ASR models

Four speech recognition models tuned for different domains. Pass the name in the model field. You can't mix models within a single request, but you can switch between requests freely.

Side-by-side

ModelLanguagesSpecial behaviourPrice ($/min)
zero-indic55+ Indian languagesStandard transcription$0.0045
zero-universal204 languagesStandard transcription, strongest on English$0.0039
zero-medEnglish + IndicAuto medical-terminology correction (MedGemma)$0.0050
zero-codeswitchHinglish, Tanglish, etc.Auto English-token restoration to Latin script$0.0050

zero-indic

The default for Indian languages. Native handling of Hindi, Tamil, Telugu, Kannada, Marathi, Bengali, Gujarati, Punjabi, Malayalam, Odia, Urdu, Assamese, Maithili, and more.

When to use

  • Single-language Indic audio where you know (or can detect) the language
  • Call-centre audio for Indian customers in their native tongue
  • Meetings, interviews, dictation, media transcription

Example

shell
curl -X POST https://asr.shunyalabs.ai/v1/audio/transcriptions \
  -H "Authorization: Bearer $SHUNYALABS_API_KEY" \
  -F "file=@call.wav" \
  -F "model=zero-indic" \
  -F "language_code=hi"

zero-universal

99-language Whisper-class foundation model (docs say 204; the published leaderboard number varies by evaluation set).

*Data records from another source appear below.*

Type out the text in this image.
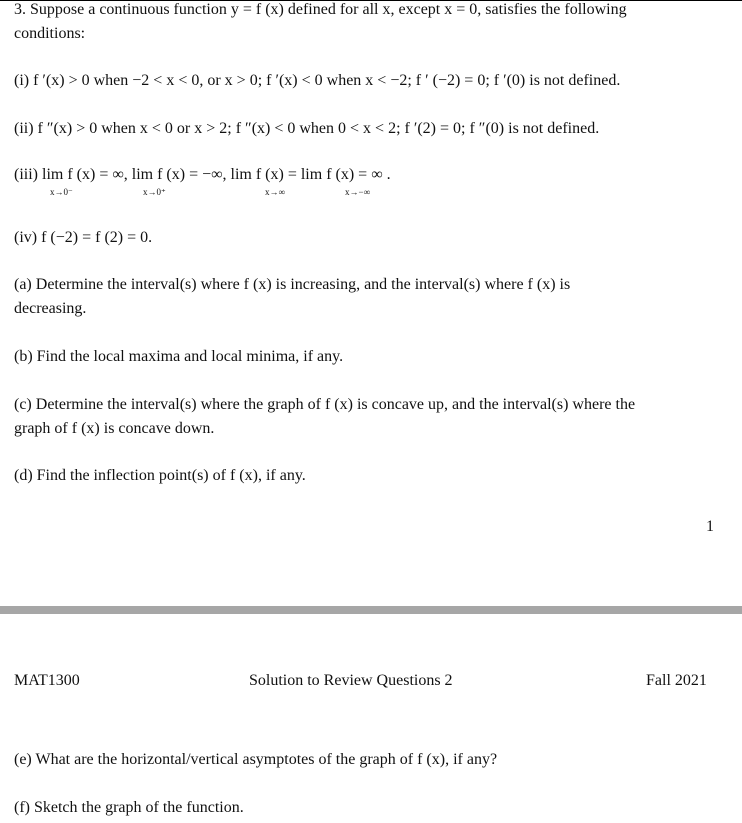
3. Suppose a continuous function y = f (x) defined for all x, except x = 0, satisfies the following
conditions:
(i) f ′(x) > 0 when −2 < x < 0, or x > 0; f ′(x) < 0 when x < −2; f ′ (−2) = 0; f ′(0) is not defined.
(ii) f ″(x) > 0 when x < 0 or x > 2; f ″(x) < 0 when 0 < x < 2; f ′(2) = 0; f ″(0) is not defined.
(iii) lim f (x) = ∞, lim f (x) = −∞, lim f (x) = lim f (x) = ∞ .
x→0⁻	x→0⁺	x→∞	x→−∞
(iv) f (−2) = f (2) = 0.
(a) Determine the interval(s) where f (x) is increasing, and the interval(s) where f (x) is
decreasing.
(b) Find the local maxima and local minima, if any.
(c) Determine the interval(s) where the graph of f (x) is concave up, and the interval(s) where the
graph of f (x) is concave down.
(d) Find the inflection point(s) of f (x), if any.
1
MAT1300	Solution to Review Questions 2	Fall 2021
(e) What are the horizontal/vertical asymptotes of the graph of f (x), if any?
(f) Sketch the graph of the function.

Strongest on English and European languages. Use when the input could be anything.

When to use

  • English or non-Indian-language content
  • Audio where you don't know the language in advance, set language_code=auto
  • International meetings with mixed English and other languages

Benchmarks

Composite WER on the HuggingFace Open ASR leaderboard: 3.10%, claimed 48% fewer errors than the next-best model.

See per-dataset numbers →

Example

shell
curl -X POST https://asr.shunyalabs.ai/v1/audio/transcriptions \
  -H "Authorization: Bearer $SHUNYALABS_API_KEY" \
  -F "file=@podcast.wav" \
  -F "model=zero-universal"

zero-med

Clinical-grade. Trained to recognise drug names, procedures, anatomy, dosages, and diagnostic terms. Auto-applies medical terminology correction via MedGemma (no extra flag needed).

When to use

  • Doctor-patient consultations
  • OT / surgical notes dictation
  • Case note transcription for EHR ingest

Compliance

HIPAA path
Zero STT Med is the model cleared for PHI handling under the Shunya BAA. Route PHI only through this model, and prefer on-prem deployment for the strongest data-residency story.

Example

shell
curl -X POST https://asr.shunyalabs.ai/v1/audio/transcriptions \
  -H "Authorization: Bearer $SHUNYALABS_API_KEY" \
  -F "file=@consult.wav" \
  -F "model=zero-med" \
  -F "language_code=en"

Output shape

Same response schema as other models; the value-add is in the text itself, drug names in correct spelling, procedure names in standard terminology. Pair with enable_keyterm_normalization for further normalization against your own glossary.

zero-codeswitch

Tuned for speech that mixes two languages within a single utterance, Hinglish (mujhe yeh passbook update karna hai), Tanglish, Banglish, etc. Automatically restores English words to Latin script so the final transcript reads cleanly.

When to use

  • Urban Indian call-centre conversations (customers routinely switch mid-sentence)
  • Social-media, podcast, or creator content with code-mixed speech
  • Any conversation where separating languages would force unnatural phrasing

Example

shell
curl -X POST https://asr.shunyalabs.ai/v1/audio/transcriptions \
  -H "Authorization: Bearer $SHUNYALABS_API_KEY" \
  -F "file=@hinglish.wav" \
  -F "model=zero-codeswitch"

What the output looks like

json
{
  "text": "मुझे अपना EMI details check करना है",
  "detected_language": "Hinglish",
  "segments": [
    { "start": 0.3, "end": 3.1, "text": "मुझे अपना EMI details check करना है" }
  ]
}

Picking the right model, decision flow

Not sure which?
Start with zero-indic if the speakers are Indian; zero-universal otherwise. Swap to zero-codeswitch if you see English words coming through phonetically in the Indic transcript, or zero-med if drug/procedure terms are being butchered.